つまり、時間補正処理では、楽音推移の特性を表す楽音情報としての楽音ユニットデータと、修正音推移の特性を表す出力音情報としての出力音ユニットデータとを比較した結果に基づいて導出した時間補正量に従って、楽譜データにおける全ての楽譜トラックに規定された個々の演奏音の出力タイミングを修正している。 On the other hand, if the result of determination in S640 is that the time correction amount has been derived for all the specific blocks (S640: YES), then this time correction processing is terminated and the process returns to sound source separation processing.
In other words, in the time correction process, the time correction derived based on the result of comparing the musical sound unit data as the musical sound information representing the characteristics of the musical sound transition and the output sound unit data as the output sound information representing the characteristics of the corrected sound transition. According to the quantity, the output timing of each performance sound specified for all the score tracks in the score data is corrected.

〈音量補正処理の処理内容について〉
次に、音源分離処理のＳ１７０にて起動される音量補正処理について説明する。
この音量補正処理は、起動されると、図７に示すように、先のＳ６４０にて生成された修正楽譜データに含まれる全ての楽譜トラックに基づいて、全ての修正演奏音が時間軸に沿って推移した波形である修正音推移を取得する（Ｓ７１０）。本実施形態における修正音推移の取得は、Ｓ３１０と同様の方法により実行すれば良い。 <Volume correction processing details>
Next, the sound volume correction process activated in S170 of the sound source separation process will be described.
When this volume correction process is started, as shown in FIG. 7, all the modified performance sounds are moved along the time axis based on all the score tracks included in the corrected score data generated in the previous S640. The correction sound transition, which is the waveform that has changed, is acquired (S710). The acquisition of the correction sound transition in the present embodiment may be executed by the same method as in S310.

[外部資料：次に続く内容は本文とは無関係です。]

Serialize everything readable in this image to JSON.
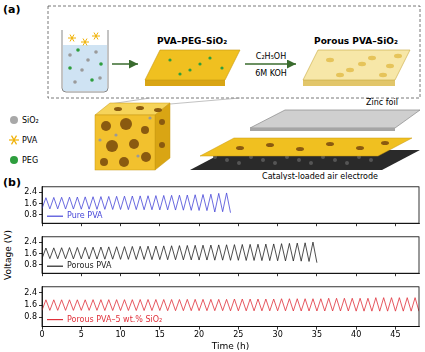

そのＳ７１０にて取得した修正音推移の振幅を時間軸に沿った全体（全期間）で平均することで、出力音平均振幅を導出し（Ｓ７２０）、さらに、先のＳ１２０にて取得した楽音推移の振幅を時間軸に沿った全体（全期間）で平均することで、楽音平均振幅を取得する（Ｓ７３０）。続いて、Ｓ７２０にて導出した出力音平均振幅と、Ｓ７３０にて導出した楽音平均振幅との比率である音量比率ｋｖを音量補正量として導出する（Ｓ７４０）。 The average amplitude of the output sound is derived by averaging the amplitude of the modified sound transition acquired in S710 over the entire time axis (all periods) (S720), and further, the musical sound transition acquired in S120 above Is averaged over the entire time axis (all periods) to obtain a musical tone average amplitude (S730). Subsequently, the volume ratio kv, which is the ratio between the output sound average amplitude derived in S720 and the musical sound average amplitude derived in S730, is derived as a volume correction amount (S740).

その後、音量補正処理を終了し、音源分離処理へと戻る。
〈トラック分離処理の処理内容について〉
次に、音源分離処理のＳ１８０にて起動されるトラック分離処理について説明する。 Thereafter, the sound volume correction process is terminated, and the process returns to the sound source separation process.
<About the contents of the track separation process>
Next, the track separation process activated in S180 of the sound source separation process will be described.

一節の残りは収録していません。